Rickye herself says that she wants “youth who are bombarded with potentially overwhelming pressures to see all their possibilities.” But her commitment to helping people achieve their potential goes far beyond her work as a juvenile court judge. She has, for instance, created a Lunch with a Lawyer program that lets eighth graders shadow attorneys as they work in the court system. She serves as co-chair of the Z. Smith Reynolds Advisory Panel, which brings the resources of that philanthropic organization to bear on issues that affect the whole state. She spearheaded a project that brought judges together — something that happens rarely — to develop collegial relationships and increase their personal awareness about how race and ethnicity affect their roles as community leaders. She is a devoted mother and an active leader in her church.

She has worked in many ways to fill voids: for example, by developing communication workshops for parents and teens and setting up informal mentoring relationships for foster children. In much of her service on board and committees, she strives to, in her words, “enlighten and challenge the ‘powerbrokers’ to be more inclusive and non-traditional in their approaches in empowering the entire community.”

Rickye earned both her bachelor’s degree in psychology and her law degree at Carolina. She practiced criminal and civil law at state and federal levels before becoming a judge. But even as her career progressed and her professional and civic involvement grew, she has remained steadily committed to the Black Alumni Reunion, to the Kappa Omicron chapter of Delta Sigma Theta and to the University. Rickye currently serves on the board of directors of the UNC Law Alumni Association and is a former member of the Board of Visitors. As Rosa McAfee ’75 (Andrea’s mother) says, once Rickye forms a relationship, “you can count on her for years and years to come.

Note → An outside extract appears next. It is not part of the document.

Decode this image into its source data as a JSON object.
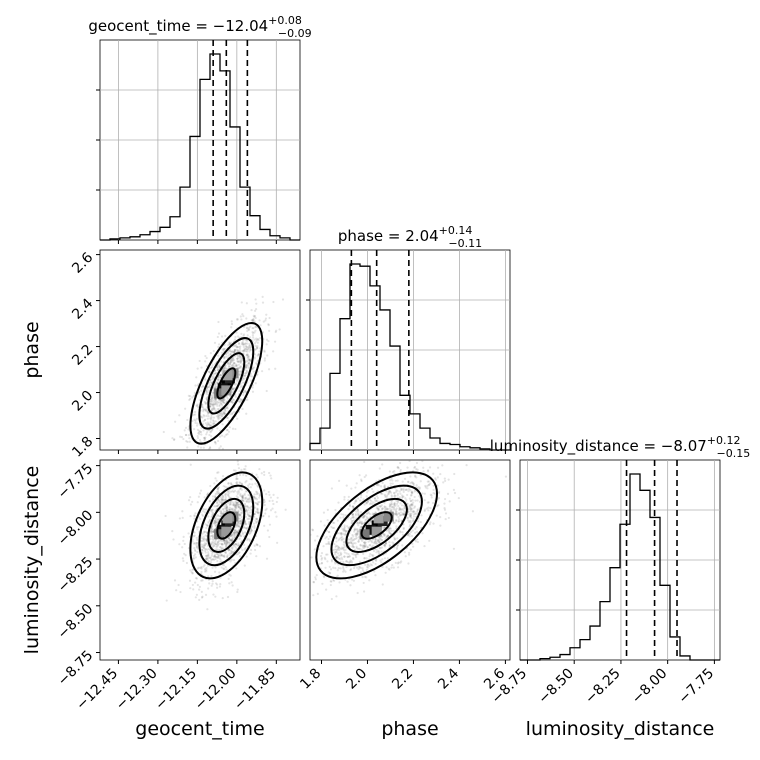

She’s engaged and she’s going to be engaged until she dies.”

Rickye is highly regarded by her colleagues and by civic leaders, says Dianne English ’65, who directs Charlotte’s Community Building Initiative. She has the capacity to create an environment in which people feel free to question and to connect with one another, Dianne says. Those who work with her are struck by her curiosity, her character and compassion, her commitment to service and community, her tenacity and her candor.

When you meet her, says Rosa McAfee, you immediately come away with a sense of high integrity, then a sense of caring and warmth. Andrea McAfee Covington says that “it is her humble spirit, passion and personal level of commitment that are truly amazing.”

Rickye is fond of quoting Luke: “From everyone who has been given much, much will be demanded. …” Much may have been asked of Rickye McKoy-Mitchell, but she has given even more.